Bisnis.com, JAKARTA - Kementerian Perindustrian (Kemenperin) menagih transparansi data terkait dengan 26.415 kontainer berisi barang impor yang diloloskan oleh Menteri Keuangan Sri Mulyani dan Menteri Koordinator Bidang Perekonomian Airlangga Hartarto pada Mei 2024 lalu.
Masuknya ribuan kontainer tersebut disinyalir menjadi biang kerok kinerja industri yang kian merosot seiring dengan keluarnya aturan relaksasi impor, Peraturan Menteri Perdagangan (Permendag) No. 8/2024.
Juru Bicara Kemenperin Febri Hendri Antoni Arif mengatakan, informasi data terkait isi dari ribuan kontainer itu menjadi penting bagi pihaknya untuk memitigasi dampak terhadap industri dalam negeri.
Terlebih, optimisme industri yang tercerminkan dalam Purchasing Manager's Index (PMI) manufaktur Indonesia pada Juli 2024 terkontraksi menjadi 49,3 setelah 34 bulan bertahan di level ekspansi.
"Kemenperin membutuhkan data yang valid dan dapat diandalkan serta tersedia dengan cepat untuk mengantisipasi penurunan kinerja industri manufaktur dalam negeri saat ini," kata Febri dalam keterangan resminya, Selasa (6/8/2024).
Febri menyebut, Menteri Keuangan Sri Mulyani belum transparan sehingga Kemenperin hingga saat ini tak bisa menyusun kebijakan atau langkah-langkah antisipatif dari serbuan kontainer barang impor tersebut.
Baca Juga
Padahal, pada 27 Juni lalu, Menteri Perindustrian Agus Gumiwang Kartasasmita telah mengirimkan surat permohonan data muatan kontainer.
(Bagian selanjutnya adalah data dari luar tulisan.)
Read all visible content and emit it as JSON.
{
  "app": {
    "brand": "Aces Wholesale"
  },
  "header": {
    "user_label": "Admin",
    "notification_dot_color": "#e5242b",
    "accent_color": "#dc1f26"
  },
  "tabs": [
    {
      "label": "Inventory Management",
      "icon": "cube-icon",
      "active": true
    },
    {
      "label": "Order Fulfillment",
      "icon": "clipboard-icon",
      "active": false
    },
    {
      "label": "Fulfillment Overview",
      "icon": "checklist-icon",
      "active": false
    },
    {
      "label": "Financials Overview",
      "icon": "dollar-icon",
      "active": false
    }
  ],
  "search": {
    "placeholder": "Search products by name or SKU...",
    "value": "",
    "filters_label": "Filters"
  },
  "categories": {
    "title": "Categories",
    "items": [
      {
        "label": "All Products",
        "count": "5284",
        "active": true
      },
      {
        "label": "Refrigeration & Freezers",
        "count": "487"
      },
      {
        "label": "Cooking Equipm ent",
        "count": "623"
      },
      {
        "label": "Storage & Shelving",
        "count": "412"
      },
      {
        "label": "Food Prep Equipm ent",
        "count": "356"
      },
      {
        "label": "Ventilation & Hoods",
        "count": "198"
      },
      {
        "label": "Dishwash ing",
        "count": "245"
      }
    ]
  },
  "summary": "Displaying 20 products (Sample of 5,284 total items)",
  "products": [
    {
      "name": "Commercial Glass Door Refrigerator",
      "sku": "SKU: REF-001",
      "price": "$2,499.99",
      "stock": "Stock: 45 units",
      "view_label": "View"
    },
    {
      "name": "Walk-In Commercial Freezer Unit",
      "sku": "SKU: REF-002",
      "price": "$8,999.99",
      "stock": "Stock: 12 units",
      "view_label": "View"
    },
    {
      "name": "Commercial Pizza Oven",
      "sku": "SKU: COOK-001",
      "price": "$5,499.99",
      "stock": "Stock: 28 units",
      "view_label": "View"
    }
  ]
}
Namun, Kemenperin baru menerima balasan resmi dari Dirjen Bea dan Cukai pada 2 Agustus lalu, meski surat balasan telah ditandatangani sejak 17 Juli.
Dalam surat balasan tersebut, Ditjen Bea dan Cukai menjelaskan bahwa isi dari 26.415 kontainer yang dikelompokkan berdasarkan Board Economic Category (BEC), yaitu sebanyak 21.166 kontainer berupa bahan baku dan penolong (80,13%), barang-barang konsumsi sebanyak 3.356 kontainer (12.7%), dan barang-barang modal sejumlah 1.893 kontainer (7,17%).
Lebih detail, juga disampaikan data 10 besar jenis barang/kontainer dari masing-masing kelompok tersebut dalam dokumen yang dilampirkan. Namun, Febri menilai data tersebut masih tidak masuk akal.
"Jika sebagian besar kontainer yang menumpuk berisi bahan baku/bahan penolong 80,13%, kami mempertanyakan urgensi penerbitan Permendag No. 8/2024 yang dimotori Menko Perekonomian dan Menkeu yang merelaksasi impor barang hilir/konsumsi, sedangkan kontainer dengan muatan barang hilir jumlahnya lebih kecil 12,7%," ujarnya.
Di sisi lain, pihaknya meminta Ditjen Bea dan Cukai memberikan informasi mengenai kapan dan di mana barang-barang yang dimusnahkan tersebut masuk dan dibongkar di pelabuhan, serta jumlah kontainer serta HS Code-nya, juga berita acara pemusnahannya.
Febri juga meliat masih ada kejanggalan dari informasi HS Code yang ada di Bea Cukai. Kemenperin meminta Ditjen Bea dan Cukai untuk memberikan data detail barang importasi HS Code 8 digit dari 26.415 kontainer yang telah diloloskan tersebut.
"Data importasi barang dengan HS Code 8 digit sangat diperlukan oleh Kemenperin karena apabila terdapat produk yang sudah bisa diproduksi di dalam negeri, maka akan berpengaruh kepada industri dalam negeri. Inilah pentingnya pengendalian importasi khususnya untuk produk-produk yang termasuk HS bahan baku," terangnya.